There has been a push to reform English spelling for over a hundred years now. The Americans partially reformed their spelling, eliminating quite a few silent letters from words, but they fell short of a complete overhaul. So why do we persist in favouring outdated spelling? It doesn't benefit our students. Consider that it is considered laughable in Italy that a child of eight wouldn't be able to spell all words in their vocabulary. So how much extra time can be spent learning other useful things given that spelling takes care of itself when a child speaks Italian? Imagine if mathematics had as many obscure clauses and conditions that English spelling possesses. 4+4=8 except in some cases where it equals 13. Most time would be spent learning the exceptions rather than basic maths skills with absolutely no benefit to students' overall knowledge of mathematics
. In Italy spelling is simple and students can focus on other things to learn. Forcing English speaking students to focus on out of date spellings to the detriment of other subjects simply puts them behind their international contemporaries in terms of what they can learn in the time they spend at school.
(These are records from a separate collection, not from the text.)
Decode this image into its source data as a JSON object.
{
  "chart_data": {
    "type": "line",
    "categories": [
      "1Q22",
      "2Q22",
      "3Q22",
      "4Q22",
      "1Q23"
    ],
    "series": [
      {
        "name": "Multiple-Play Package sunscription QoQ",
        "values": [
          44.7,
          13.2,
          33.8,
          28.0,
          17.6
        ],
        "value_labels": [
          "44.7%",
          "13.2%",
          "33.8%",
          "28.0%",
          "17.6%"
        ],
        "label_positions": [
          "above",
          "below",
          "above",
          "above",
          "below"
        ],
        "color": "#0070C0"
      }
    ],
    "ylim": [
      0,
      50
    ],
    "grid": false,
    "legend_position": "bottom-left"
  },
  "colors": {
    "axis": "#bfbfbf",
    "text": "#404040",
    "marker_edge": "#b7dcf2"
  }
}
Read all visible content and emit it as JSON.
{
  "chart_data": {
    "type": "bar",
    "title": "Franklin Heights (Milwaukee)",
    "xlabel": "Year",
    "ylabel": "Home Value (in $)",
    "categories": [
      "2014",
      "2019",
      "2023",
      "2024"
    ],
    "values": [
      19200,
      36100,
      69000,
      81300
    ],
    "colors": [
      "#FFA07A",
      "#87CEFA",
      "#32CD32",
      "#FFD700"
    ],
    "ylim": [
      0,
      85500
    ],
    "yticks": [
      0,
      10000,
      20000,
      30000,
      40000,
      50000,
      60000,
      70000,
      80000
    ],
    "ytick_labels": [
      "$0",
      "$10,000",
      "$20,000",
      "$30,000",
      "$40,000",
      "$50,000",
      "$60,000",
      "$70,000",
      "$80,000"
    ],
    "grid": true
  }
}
So what purpose do all of these spelling exceptions hold? It makes it harder to learn to write English so it doesn't benefit communication. It doesn't aid in clarity since most words are seen in the context in which they are used anyway. They're/Their/There may make more sense in writing, but we don't have any way to distinguish them verbally and we seem to get our points across in conversations with no problems at all. Instead we have an archaic system that seems to exist only to try and trip people up when they are trying to communicate. The only purpose that keeping our spelling so complicated serves is to preserve elitism - if you can spell properly you are somehow better than those who cannot. And given it's the people who can spell who are in charge of education, dictionaries and publishing it's not surprising that they'd rather keep the status quo
rather than reform spelling for the benefit of all.